Chaque sachet de visserie doit être scotché directement sur la pièce à laquelle il correspond. On y ajoute un bout de ruban adhésif avec le nom du meuble et la position (« armoire chambre, porte droite »). Les sachets en vrac dans un carton, c’est la garantie de perdre des pièces.
Outillage adapté à la menuiserie du meuble
Un tournevis à embouts interchangeables, une clé Allen en jeu complet, un maillet en caoutchouc pour les assemblages à cheville. Ne jamais utiliser de pied-de-biche sur un meuble en panneaux de particules : le matériau éclate au lieu de se désemboîter. Pour les meubles en bois massif avec des chevilles collées, un léger mouvement de rotation au maillet suffit généralement à casser la colle sans endommager le bois.

Remontage après transport : les erreurs qui coûtent cher
Le remontage est souvent bâclé parce qu’on le fait en fin de journée, fatigué, pressé d’en finir. C’est pourtant l’étape où les meubles se dégradent le plus.
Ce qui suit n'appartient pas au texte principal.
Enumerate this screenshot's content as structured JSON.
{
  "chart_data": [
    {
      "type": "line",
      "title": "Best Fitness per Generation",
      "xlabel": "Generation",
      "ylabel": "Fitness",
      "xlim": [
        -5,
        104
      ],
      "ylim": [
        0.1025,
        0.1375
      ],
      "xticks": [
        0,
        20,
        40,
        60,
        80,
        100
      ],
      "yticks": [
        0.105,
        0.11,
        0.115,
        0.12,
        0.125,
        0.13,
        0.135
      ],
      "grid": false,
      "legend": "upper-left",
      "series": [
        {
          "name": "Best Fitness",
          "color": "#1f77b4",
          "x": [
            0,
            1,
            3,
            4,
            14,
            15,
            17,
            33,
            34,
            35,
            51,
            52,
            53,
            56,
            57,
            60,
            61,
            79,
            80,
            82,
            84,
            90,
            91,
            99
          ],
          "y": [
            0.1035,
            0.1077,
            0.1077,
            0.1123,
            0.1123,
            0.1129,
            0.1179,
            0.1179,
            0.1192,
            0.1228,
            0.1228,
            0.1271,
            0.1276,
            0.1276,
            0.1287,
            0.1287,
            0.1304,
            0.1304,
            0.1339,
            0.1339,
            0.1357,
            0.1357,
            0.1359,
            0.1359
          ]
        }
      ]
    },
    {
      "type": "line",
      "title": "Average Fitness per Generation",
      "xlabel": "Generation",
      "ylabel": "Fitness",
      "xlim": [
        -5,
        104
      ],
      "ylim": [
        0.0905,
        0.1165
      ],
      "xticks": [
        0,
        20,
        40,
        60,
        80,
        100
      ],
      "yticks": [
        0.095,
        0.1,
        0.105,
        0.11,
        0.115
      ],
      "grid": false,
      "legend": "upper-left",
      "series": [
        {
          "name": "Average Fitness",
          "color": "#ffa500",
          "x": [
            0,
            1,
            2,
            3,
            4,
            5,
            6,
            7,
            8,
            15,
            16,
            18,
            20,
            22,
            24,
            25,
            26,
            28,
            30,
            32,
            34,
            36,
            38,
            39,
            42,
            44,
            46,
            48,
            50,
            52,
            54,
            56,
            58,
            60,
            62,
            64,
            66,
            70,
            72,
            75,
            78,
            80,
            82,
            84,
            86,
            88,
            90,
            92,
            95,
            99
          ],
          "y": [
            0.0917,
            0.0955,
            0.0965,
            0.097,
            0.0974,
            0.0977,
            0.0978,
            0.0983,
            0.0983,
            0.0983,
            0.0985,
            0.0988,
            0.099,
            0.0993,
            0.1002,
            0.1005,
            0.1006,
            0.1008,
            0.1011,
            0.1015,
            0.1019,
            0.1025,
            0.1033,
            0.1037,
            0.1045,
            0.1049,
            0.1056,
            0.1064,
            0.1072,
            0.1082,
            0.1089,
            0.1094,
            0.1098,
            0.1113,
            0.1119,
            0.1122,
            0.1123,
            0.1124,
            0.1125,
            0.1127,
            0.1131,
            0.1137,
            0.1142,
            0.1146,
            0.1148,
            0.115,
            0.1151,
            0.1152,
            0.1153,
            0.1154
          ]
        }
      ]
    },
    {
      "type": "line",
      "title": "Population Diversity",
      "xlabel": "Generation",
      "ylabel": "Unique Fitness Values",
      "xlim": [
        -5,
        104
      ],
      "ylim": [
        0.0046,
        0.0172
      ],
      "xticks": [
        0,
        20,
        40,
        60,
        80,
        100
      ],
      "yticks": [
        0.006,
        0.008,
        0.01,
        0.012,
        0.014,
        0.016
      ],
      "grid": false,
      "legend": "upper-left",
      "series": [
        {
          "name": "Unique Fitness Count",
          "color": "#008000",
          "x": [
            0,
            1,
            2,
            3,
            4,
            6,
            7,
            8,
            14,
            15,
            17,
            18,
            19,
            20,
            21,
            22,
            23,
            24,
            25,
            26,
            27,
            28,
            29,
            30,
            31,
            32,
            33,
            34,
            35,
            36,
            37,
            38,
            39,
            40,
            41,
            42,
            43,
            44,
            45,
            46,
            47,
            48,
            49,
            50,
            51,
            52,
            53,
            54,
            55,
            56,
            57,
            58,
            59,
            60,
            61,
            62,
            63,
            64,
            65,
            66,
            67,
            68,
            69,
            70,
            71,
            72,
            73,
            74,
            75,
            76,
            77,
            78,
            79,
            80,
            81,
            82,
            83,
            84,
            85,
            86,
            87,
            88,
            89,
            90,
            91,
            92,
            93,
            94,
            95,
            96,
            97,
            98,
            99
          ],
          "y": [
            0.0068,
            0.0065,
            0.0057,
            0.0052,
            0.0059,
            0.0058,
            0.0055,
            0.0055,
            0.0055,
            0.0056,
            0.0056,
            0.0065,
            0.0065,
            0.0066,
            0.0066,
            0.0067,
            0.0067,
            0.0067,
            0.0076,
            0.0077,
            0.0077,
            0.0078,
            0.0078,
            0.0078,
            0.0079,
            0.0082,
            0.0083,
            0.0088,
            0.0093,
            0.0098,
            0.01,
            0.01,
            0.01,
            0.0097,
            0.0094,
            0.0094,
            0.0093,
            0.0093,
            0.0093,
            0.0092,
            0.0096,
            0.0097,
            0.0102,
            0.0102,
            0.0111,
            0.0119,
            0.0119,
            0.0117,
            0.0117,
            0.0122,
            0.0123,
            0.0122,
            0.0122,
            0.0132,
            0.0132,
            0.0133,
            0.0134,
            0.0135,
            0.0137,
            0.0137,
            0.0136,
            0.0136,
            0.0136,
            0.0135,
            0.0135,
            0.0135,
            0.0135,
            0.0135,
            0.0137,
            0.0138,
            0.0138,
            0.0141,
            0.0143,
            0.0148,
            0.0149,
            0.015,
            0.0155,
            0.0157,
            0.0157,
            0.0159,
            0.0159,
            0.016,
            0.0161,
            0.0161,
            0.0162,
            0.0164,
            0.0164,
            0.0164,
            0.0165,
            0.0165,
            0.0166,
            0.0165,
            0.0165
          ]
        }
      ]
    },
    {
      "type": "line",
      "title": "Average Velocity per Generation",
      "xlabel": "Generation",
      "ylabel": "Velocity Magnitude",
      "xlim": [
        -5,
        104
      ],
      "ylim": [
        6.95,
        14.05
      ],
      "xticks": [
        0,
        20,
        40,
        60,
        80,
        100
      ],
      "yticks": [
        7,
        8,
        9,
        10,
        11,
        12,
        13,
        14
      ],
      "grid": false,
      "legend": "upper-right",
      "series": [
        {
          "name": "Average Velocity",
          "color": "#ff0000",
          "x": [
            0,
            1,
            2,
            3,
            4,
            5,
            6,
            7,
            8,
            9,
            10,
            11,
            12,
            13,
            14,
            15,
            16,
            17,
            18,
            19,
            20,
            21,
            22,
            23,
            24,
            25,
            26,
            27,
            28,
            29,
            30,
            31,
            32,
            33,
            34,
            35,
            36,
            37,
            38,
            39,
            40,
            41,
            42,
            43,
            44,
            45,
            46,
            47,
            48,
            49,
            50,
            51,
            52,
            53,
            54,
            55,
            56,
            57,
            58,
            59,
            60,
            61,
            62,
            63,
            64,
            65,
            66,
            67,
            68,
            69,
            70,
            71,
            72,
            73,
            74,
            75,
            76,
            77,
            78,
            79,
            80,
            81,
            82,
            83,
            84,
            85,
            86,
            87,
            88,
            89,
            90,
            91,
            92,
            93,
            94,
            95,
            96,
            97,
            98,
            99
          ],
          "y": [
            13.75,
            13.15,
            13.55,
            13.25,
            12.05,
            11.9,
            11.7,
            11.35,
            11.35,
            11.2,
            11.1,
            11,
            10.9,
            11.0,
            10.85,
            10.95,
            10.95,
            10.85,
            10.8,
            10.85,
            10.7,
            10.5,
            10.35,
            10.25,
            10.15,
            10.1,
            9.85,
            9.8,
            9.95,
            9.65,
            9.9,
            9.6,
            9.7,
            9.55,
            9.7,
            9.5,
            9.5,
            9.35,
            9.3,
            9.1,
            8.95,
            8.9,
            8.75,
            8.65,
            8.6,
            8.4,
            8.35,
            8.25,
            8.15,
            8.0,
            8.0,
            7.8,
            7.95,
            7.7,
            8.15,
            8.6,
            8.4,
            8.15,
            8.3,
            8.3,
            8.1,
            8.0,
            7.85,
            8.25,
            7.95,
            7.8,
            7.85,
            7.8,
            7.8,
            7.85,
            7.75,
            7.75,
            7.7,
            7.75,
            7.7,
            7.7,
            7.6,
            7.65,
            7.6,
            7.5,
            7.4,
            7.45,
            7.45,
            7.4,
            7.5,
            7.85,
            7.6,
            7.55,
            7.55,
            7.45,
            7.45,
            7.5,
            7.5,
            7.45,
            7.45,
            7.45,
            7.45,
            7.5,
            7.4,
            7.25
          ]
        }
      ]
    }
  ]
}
Première règle : remonter les meubles dans une pièce dégagée, pas au milieu des cartons. Il faut de l’espace pour poser les panneaux à plat, identifier les pièces et travailler sans risquer de rayer un plateau contre un carton.
Deuxième piège fréquent : serrer les vis à fond immédiatement. On visse d’abord toutes les fixations à la main, on vérifie l’alignement global, puis on serre progressivement. Serrer une vis à fond avant que les autres soient en place crée un décalage qui empêche l’assemblage de fermer correctement, surtout sur les meubles en kit.
Les excentriques (ces petites cames rondes utilisées dans le mobilier en kit) se cassent facilement si on force le sens de rotation. Tourner dans le mauvais sens arrache le logement dans le panneau. Les photos prises au démontage évitent précisément cette erreur.
Évacuation des meubles volumineux non conservés
Un déménagement, c’est aussi l’occasion de se séparer de meubles encombrants. Depuis juillet 2026, plusieurs déchetteries françaises refusent l’accès aux remorques de particuliers, ce qui complique l’évacuation des gros volumes en zone périurbaine et rurale.
Les collectivités développent en parallèle des services de collecte à domicile sur rendez-vous pour les meubles encombrants. Le délai peut atteindre plusieurs semaines selon la commune. Il faut donc coordonner cette collecte avec le calendrier du déménagement, en planifiant le démontage des meubles à évacuer avant celui des meubles à conserver.
Ne pas anticiper cette étape, c’est se retrouver avec une armoire démontée qui encombre le salon le jour du chargement, sans solution d’évacuation immédiate.
La préparation d’un déménagement de meubles volumineux tient finalement à trois choses : mesurer les accès avant tout, trier ce qui se démonte de ce qui voyage entier, et documenter chaque étape pour que le remontage ne devienne pas une devinette. Le reste, c’est du bon sens et un maillet en caoutchouc.